Most complex human actions, such as walking, talking, dancing, or playing with children, are performed without conscious awareness [00:30:31]. Conscious awareness often interferes with these automated processes, leading to clumsiness or stuttering if one becomes too aware of how they are performing the action [00:30:40]. The conscious mind (the “I”) acts more like a CEO who is unaware of the day-to-day operations of the company, with the “staff” (unconscious processes) handling most tasks [00:31:19].
While Libet proposed a “veto power” for consciousness—the ability to consciously stop an action that has already begun to be prepared [00:39:34]—the deeper argument is to relocate the concept of free will from the “I” to the “me” [00:39:46]. This perspective acknowledges that causality exists at a fundamental level, but that the complexity of emergent phenomena makes it computationally impossible to predict higher-level behaviors from basic physics [00:43:01].

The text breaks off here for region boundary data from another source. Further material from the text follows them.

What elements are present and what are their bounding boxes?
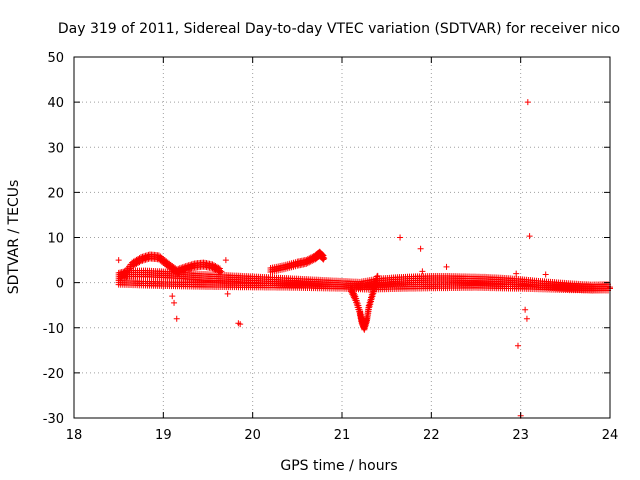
x-tick-label: 23: [512, 428, 529, 443]
outlier-point: [513, 270, 520, 277]
y-tick-label: 10: [47, 232, 64, 247]
data-point: [366, 303, 373, 310]
data-point: [181, 267, 188, 274]
series-lower-branch: [115, 277, 611, 294]
outlier-point: [224, 290, 231, 297]
y-tick-label: -20: [43, 367, 64, 382]
outlier-point: [173, 315, 180, 322]
outlier-point: [171, 299, 178, 306]
outlier-point: [514, 342, 521, 349]
data-point: [371, 285, 378, 292]
outlier-point: [237, 321, 244, 328]
y-tick-label: -30: [43, 412, 64, 427]
y-tick-label: 30: [47, 141, 64, 156]
tick-labels: 18 19 20 21 22 23 24 -30 -20 -10 0 10 20 30 40 50: [43, 51, 619, 443]
series-dip-near-21-25: [347, 273, 380, 333]
outlier-point: [526, 233, 533, 240]
outlier-point: [169, 293, 176, 300]
y-axis-label: SDTVAR / TECUs: [6, 180, 22, 295]
x-tick-label: 20: [244, 428, 261, 443]
data-point: [173, 270, 180, 277]
x-tick-label: 22: [423, 428, 440, 443]
y-tick-label: 0: [56, 277, 64, 292]
outlier-point: [443, 263, 450, 270]
data-point: [178, 268, 185, 275]
data-point: [365, 306, 372, 313]
x-tick-label: 18: [66, 428, 83, 443]
outlier-point: [524, 99, 531, 106]
outlier-point: [417, 245, 424, 252]
outlier-point: [115, 257, 122, 264]
data-point: [179, 268, 186, 275]
axis-ticks: [73, 56, 611, 419]
data-point: [218, 268, 225, 275]
outlier-point: [542, 271, 549, 278]
y-tick-label: 50: [47, 51, 64, 66]
data-point: [373, 280, 380, 287]
data-point: [175, 269, 182, 276]
outlier-point: [523, 315, 530, 322]
series-rising-arm-20-5-20-8: [267, 248, 327, 275]
outlier-point: [222, 257, 229, 264]
chart-title: Day 319 of 2011, Sidereal Day-to-day VTE…: [58, 21, 620, 37]
data-point: [369, 293, 376, 300]
data-point: [372, 282, 379, 289]
data-point: [371, 288, 378, 295]
outlier-point: [419, 268, 426, 275]
data-point: [370, 290, 377, 297]
x-tick-label: 24: [602, 428, 619, 443]
outlier-point: [522, 306, 529, 313]
data-point: [374, 272, 381, 279]
data-point: [320, 256, 327, 263]
data-point: [176, 269, 183, 276]
y-tick-label: 20: [47, 186, 64, 201]
data-point: [373, 277, 380, 284]
data-point: [368, 295, 375, 302]
data-point: [321, 255, 328, 262]
y-tick-label: -10: [43, 322, 64, 337]
data-point: [216, 269, 223, 276]
x-tick-label: 19: [155, 428, 172, 443]
x-axis-label: GPS time / hours: [280, 458, 397, 474]
data-marks: [115, 99, 613, 419]
data-point: [367, 301, 374, 308]
outlier-point: [397, 234, 404, 241]
data-point: [136, 259, 143, 266]
x-tick-label: 21: [334, 428, 351, 443]
data-point: [368, 298, 375, 305]
series-oscillation-loops: [120, 251, 223, 281]
y-tick-label: 40: [47, 96, 64, 111]
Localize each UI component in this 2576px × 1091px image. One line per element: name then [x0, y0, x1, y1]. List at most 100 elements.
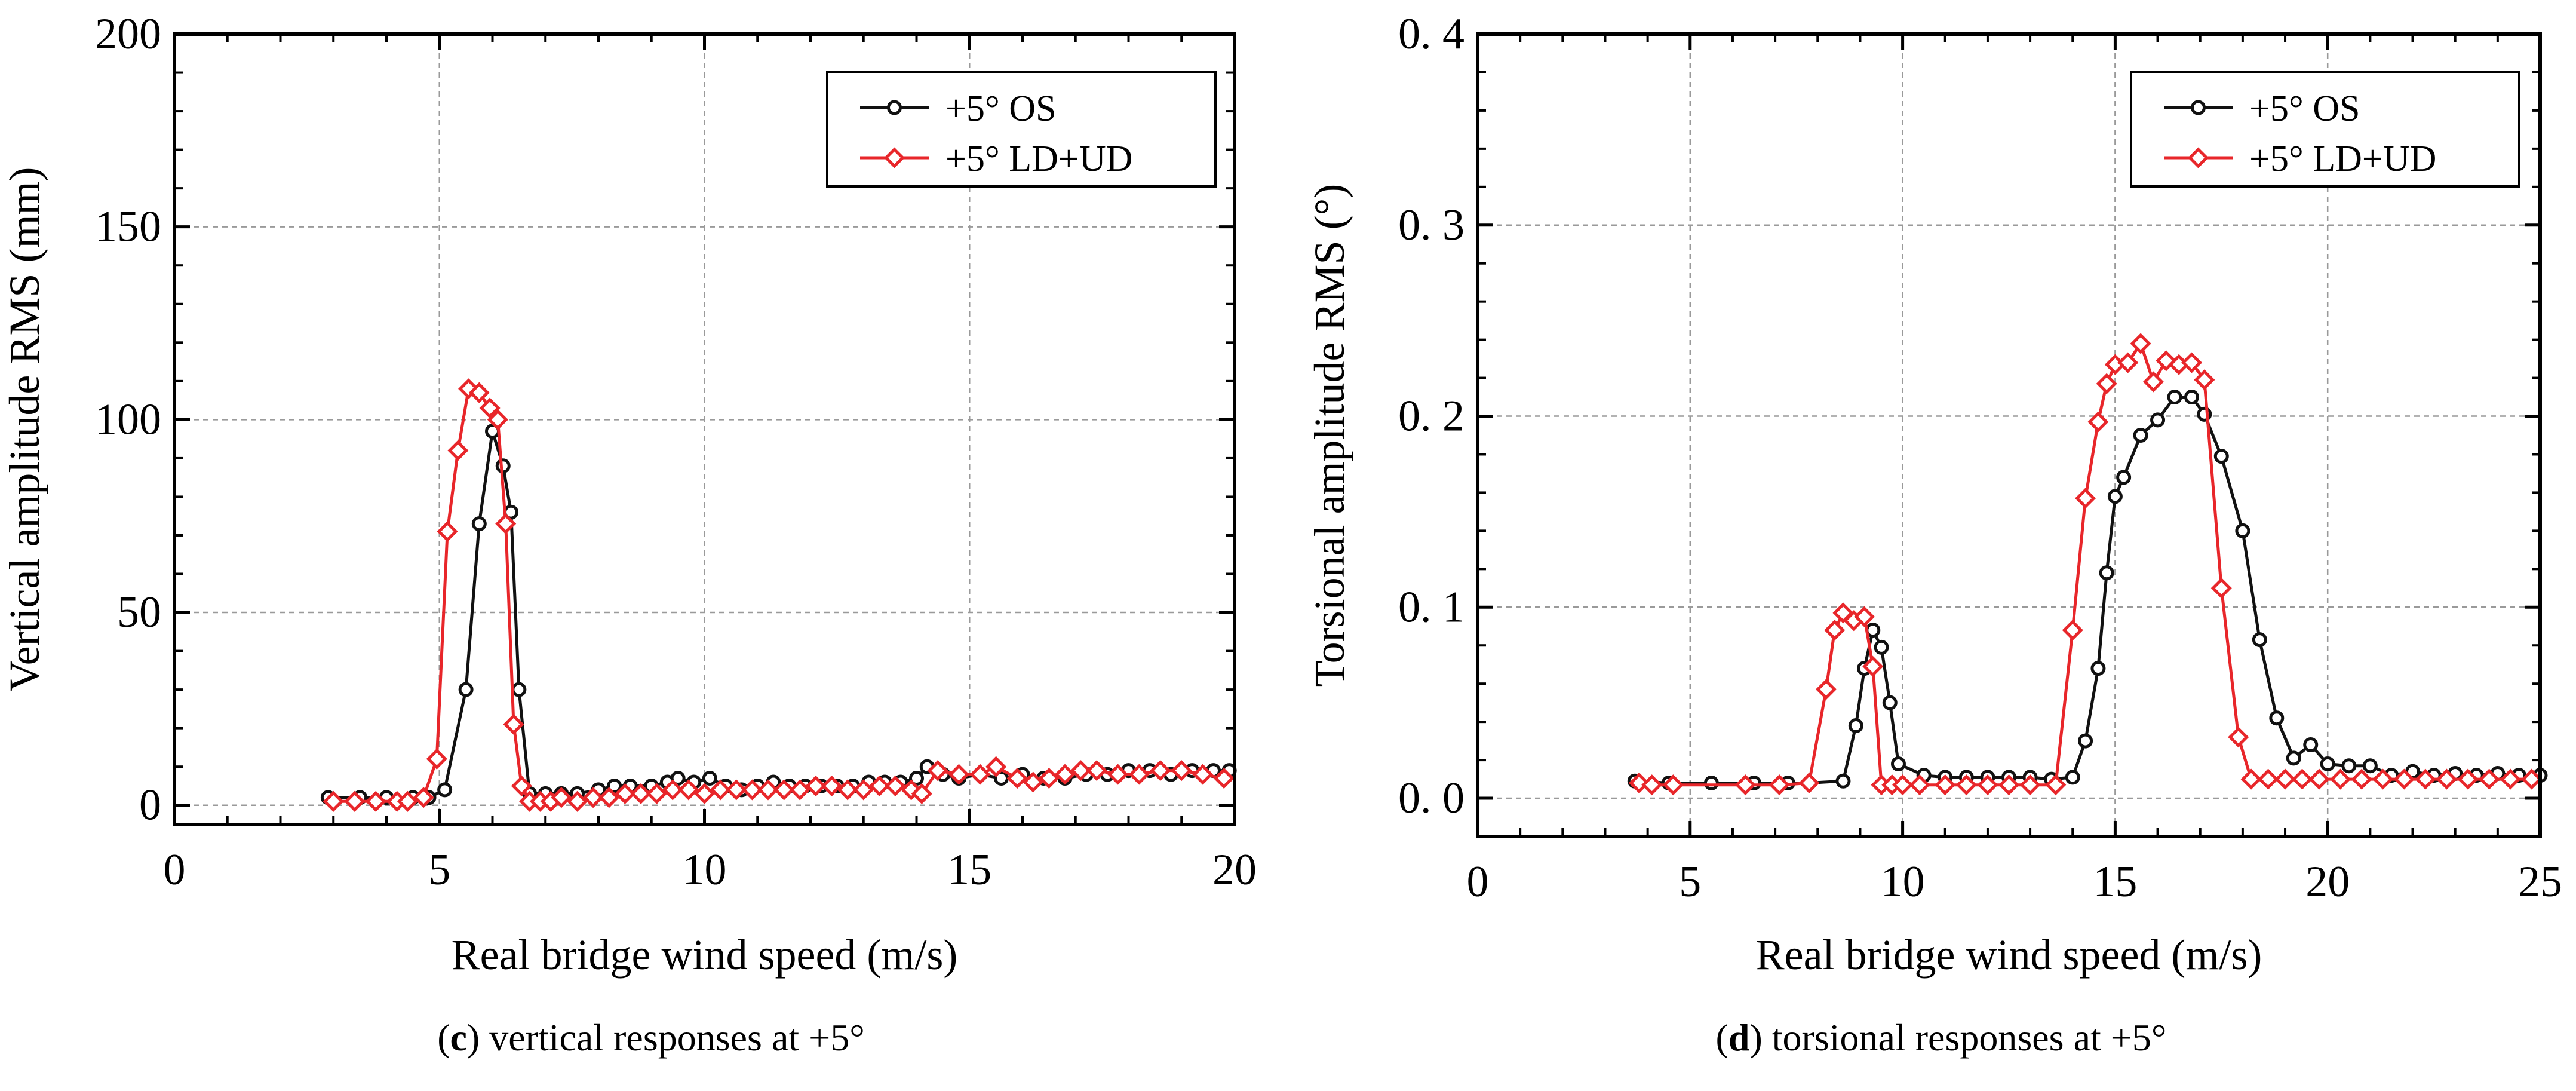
data-point — [323, 790, 344, 812]
data-point — [511, 775, 532, 796]
data-point — [365, 790, 386, 812]
data-point — [2308, 768, 2330, 790]
data-point — [2415, 768, 2436, 790]
data-point — [447, 440, 469, 461]
y-tick-label: 0. 1 — [1398, 583, 1464, 632]
x-tick-label: 15 — [947, 845, 991, 894]
y-tick-label: 0. 4 — [1398, 10, 1464, 59]
data-point — [2075, 488, 2096, 509]
data-point — [458, 682, 474, 697]
data-point — [1909, 774, 1930, 796]
data-point — [1848, 718, 1863, 734]
data-point — [437, 782, 453, 798]
data-point — [2393, 768, 2415, 790]
data-point — [1892, 774, 1914, 796]
data-point — [2252, 632, 2267, 648]
legend-swatch-marker — [2187, 147, 2209, 168]
data-point — [1882, 695, 1898, 710]
y-tick-label: 100 — [95, 395, 161, 444]
caption-c-letter: c — [450, 1016, 467, 1059]
data-point — [2116, 470, 2132, 485]
legend-label: +5° OS — [2249, 88, 2360, 129]
data-point — [1734, 774, 1756, 796]
data-point — [551, 787, 572, 808]
data-point — [2240, 768, 2262, 790]
data-point — [969, 764, 991, 785]
caption-d-letter: d — [1728, 1016, 1750, 1059]
x-tick-label: 15 — [2093, 857, 2137, 906]
data-point — [582, 787, 604, 808]
data-point — [710, 779, 731, 801]
data-point — [678, 779, 699, 801]
x-tick-label: 0 — [1467, 857, 1489, 906]
data-point — [1703, 775, 1719, 790]
data-point — [1890, 756, 1906, 771]
data-point — [2150, 412, 2166, 428]
data-point — [911, 783, 932, 804]
y-tick-label: 0. 3 — [1398, 201, 1464, 250]
data-point — [2258, 768, 2279, 790]
data-point — [2133, 428, 2148, 443]
data-point — [2291, 768, 2313, 790]
data-point — [773, 779, 795, 801]
data-point — [1171, 760, 1192, 782]
data-point — [511, 682, 527, 697]
y-axis-label: Vertical amplitude RMS (mm) — [1, 167, 48, 692]
y-tick-label: 50 — [117, 588, 161, 637]
data-point — [495, 513, 517, 535]
torsional-response-chart: 0 5 10 15 20 25 0. 0 0. 1 0. 2 0. 3 0. 4 Real bridg… — [1306, 10, 2562, 979]
data-point — [2351, 768, 2372, 790]
data-point — [2181, 352, 2203, 373]
data-point — [885, 775, 906, 796]
caption-c-text: vertical responses at +5° — [489, 1016, 865, 1059]
data-point — [2019, 774, 2041, 796]
legend-box — [2130, 71, 2520, 188]
x-tick-label: 5 — [428, 845, 450, 894]
data-point — [2362, 758, 2378, 774]
data-point — [2117, 352, 2139, 373]
x-tick-label: 20 — [1212, 845, 1257, 894]
data-point — [426, 748, 447, 770]
data-point — [2065, 770, 2080, 785]
data-point — [2099, 565, 2114, 581]
x-tick-label: 0 — [164, 845, 186, 894]
data-point — [2096, 373, 2117, 394]
data-point — [2062, 620, 2083, 641]
data-point — [1086, 760, 1107, 782]
x-axis-label: Real bridge wind speed (m/s) — [1756, 931, 2262, 979]
data-point — [2142, 371, 2164, 393]
data-point — [1054, 764, 1076, 785]
data-point — [1150, 760, 1171, 782]
x-tick-label: 25 — [2518, 857, 2562, 906]
data-point — [2320, 756, 2335, 771]
data-point — [693, 783, 716, 804]
data-point — [726, 779, 747, 801]
data-point — [2167, 390, 2182, 405]
data-point — [437, 520, 458, 543]
data-point — [837, 779, 858, 801]
data-point — [909, 771, 924, 786]
data-point — [607, 778, 622, 793]
y-tick-label: 150 — [95, 203, 161, 252]
data-point — [1641, 774, 1663, 796]
data-point — [1070, 760, 1092, 782]
data-point — [2087, 411, 2109, 433]
data-point — [1854, 606, 1875, 627]
data-point — [566, 790, 588, 812]
legend-swatch-marker — [887, 100, 902, 115]
data-point — [2500, 768, 2521, 790]
legend: +5° OS +5° LD+UD — [2130, 71, 2520, 188]
data-point — [2235, 523, 2250, 538]
data-point — [1955, 774, 1977, 796]
data-point — [1038, 768, 1060, 789]
data-point — [630, 783, 652, 804]
x-axis-label: Real bridge wind speed (m/s) — [452, 931, 958, 979]
data-point — [868, 775, 890, 796]
data-point — [1213, 768, 1235, 789]
data-point — [2341, 758, 2357, 774]
data-point — [1815, 679, 1837, 700]
data-point — [598, 787, 620, 808]
data-point — [471, 516, 487, 532]
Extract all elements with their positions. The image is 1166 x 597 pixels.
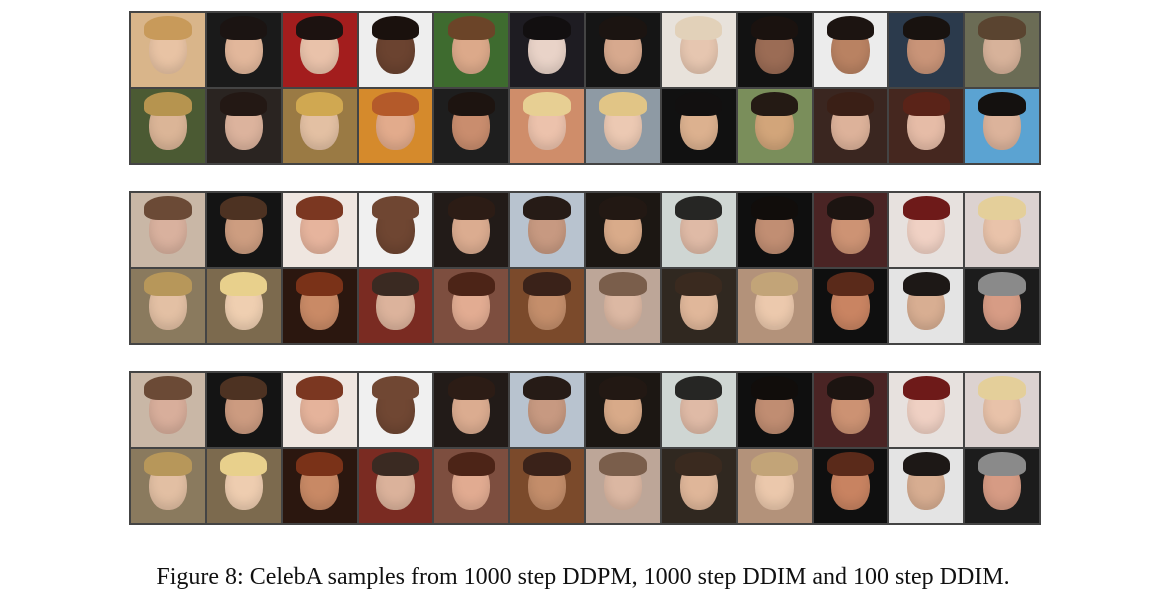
face-sample-image <box>282 193 357 267</box>
face-sample-image <box>434 193 509 267</box>
ddim-1000-step-sample-grid <box>129 191 1041 345</box>
face-sample-image <box>434 449 509 523</box>
face-sample-image <box>131 373 205 447</box>
face-sample-image <box>813 13 888 87</box>
face-sample-image <box>510 449 584 523</box>
face-sample-image <box>889 89 964 163</box>
face-sample-image <box>737 193 812 267</box>
face-sample-image <box>131 13 205 87</box>
face-sample-image <box>131 89 205 163</box>
face-sample-image <box>131 269 205 343</box>
face-sample-image <box>358 193 433 267</box>
face-sample-image <box>434 373 509 447</box>
face-sample-image <box>131 449 205 523</box>
face-sample-image <box>358 89 433 163</box>
face-sample-image <box>889 13 964 87</box>
face-sample-image <box>434 269 509 343</box>
face-sample-image <box>965 449 1039 523</box>
face-sample-image <box>737 13 812 87</box>
face-sample-image <box>131 193 205 267</box>
figure-caption: Figure 8: CelebA samples from 1000 step … <box>156 564 1010 590</box>
face-sample-image <box>965 13 1039 87</box>
face-sample-image <box>661 89 736 163</box>
face-sample-image <box>206 193 281 267</box>
face-sample-image <box>586 89 660 163</box>
face-sample-image <box>434 89 509 163</box>
face-sample-image <box>358 269 433 343</box>
face-sample-image <box>965 373 1039 447</box>
face-sample-image <box>206 13 281 87</box>
face-sample-image <box>358 373 433 447</box>
face-sample-image <box>282 89 357 163</box>
face-sample-image <box>206 373 281 447</box>
face-sample-image <box>813 449 888 523</box>
face-sample-image <box>586 13 660 87</box>
face-sample-image <box>965 269 1039 343</box>
ddim-100-step-sample-grid <box>129 371 1041 525</box>
face-sample-image <box>737 269 812 343</box>
face-sample-image <box>889 373 964 447</box>
face-sample-image <box>510 193 584 267</box>
face-sample-image <box>661 13 736 87</box>
face-sample-image <box>206 449 281 523</box>
face-sample-image <box>661 193 736 267</box>
face-sample-image <box>889 269 964 343</box>
face-sample-image <box>282 269 357 343</box>
face-sample-image <box>510 89 584 163</box>
face-sample-image <box>813 193 888 267</box>
face-sample-image <box>586 449 660 523</box>
face-sample-image <box>510 13 584 87</box>
face-sample-image <box>889 449 964 523</box>
face-sample-image <box>282 373 357 447</box>
face-sample-image <box>206 269 281 343</box>
face-sample-image <box>813 269 888 343</box>
face-sample-image <box>813 373 888 447</box>
face-sample-image <box>510 269 584 343</box>
face-sample-image <box>737 449 812 523</box>
face-sample-image <box>965 89 1039 163</box>
face-sample-image <box>586 269 660 343</box>
face-sample-image <box>889 193 964 267</box>
face-sample-image <box>358 449 433 523</box>
face-sample-image <box>965 193 1039 267</box>
face-sample-image <box>661 269 736 343</box>
face-sample-image <box>434 13 509 87</box>
face-sample-image <box>206 89 281 163</box>
face-sample-image <box>586 373 660 447</box>
face-sample-image <box>282 449 357 523</box>
face-sample-image <box>510 373 584 447</box>
face-sample-image <box>358 13 433 87</box>
face-sample-image <box>813 89 888 163</box>
ddpm-1000-step-sample-grid <box>129 11 1041 165</box>
face-sample-image <box>737 373 812 447</box>
face-sample-image <box>586 193 660 267</box>
face-sample-image <box>661 449 736 523</box>
face-sample-image <box>282 13 357 87</box>
face-sample-image <box>737 89 812 163</box>
face-sample-image <box>661 373 736 447</box>
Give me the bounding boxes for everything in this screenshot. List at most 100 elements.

Historical Evolution of Consciousness
Julian Jaynes’s theory, outlined in “The Origin of Consciousness and the Breakdown of the Bicameral Mind,” suggests that consciousness (specifically, self-awareness or the “I”) is a relatively recent development in human history, perhaps arising around the time of Homer [00:56:57]. Jaynes hypothesized that before this development, humans operated without conscious self-awareness, acting based on “parliaments of voices” in their heads, which they interpreted as gods [00:57:54]. The idea of an “inner space” for decision-making was historically new [00:58:16]. People who exhibit this older form of mind today, hearing voices that direct their actions, might be diagnosed as schizophrenic [00:58:33].
This theory aligns with observations that characters in earlier texts like The Iliad appear more “alien” and less self-reflective compared to those in later works like The Odyssey [00:58:51].
Exformation: The Unspoken Context
Communication involves not just explicit “information” but also “exformation”—the vast amount of information that is implicitly assumed or condensed within a message [00:50:41]. An example is the shortest correspondence in history between Victor Hugo and his publisher: a question mark from Hugo (“How is my book doing?”) and an exclamation mark back (“It’s a huge success!“) [00:48:36]. These simple symbols convey immense meaning due to the shared context [00:49:09].
All communication relies on this principle: a small amount of information is exchanged, but a large amount of exformation is produced both by the sender (compressing a mental state into a symbol) and the receiver (unfolding a symbol into a mental state) [00:51:08]. Literary fiction, for instance, evokes rich mental models in the reader with relatively few words, assuming a vast amount of shared understanding [00:51:51].
Implications for Living
Modern life, often called the “Information Society,” is ironically characterized by an emptying of information from our environments, particularly analog information [01:03:55]. Simplified, controlled environments like cities and suburbs contain less information than wild or natural landscapes [01:05:08]. This reduction in environmental dimensionality leads to a craving for information, which is often sought unfulfillingly through digital means like smartphones [01:04:43].
To enhance well-being, humanity needs to seek out more “otherness” and things that cannot be controlled or foreseen, such as wilderness or unpredictable interactions with other human beings and species [01:06:01]. The pursuit of happiness through the removal of all annoying things (like rain, wind, pests) has paradoxically led to a lack of genuine happiness, which comes from engagement with the complex, uncontrolled aspects of existence [01:07:05].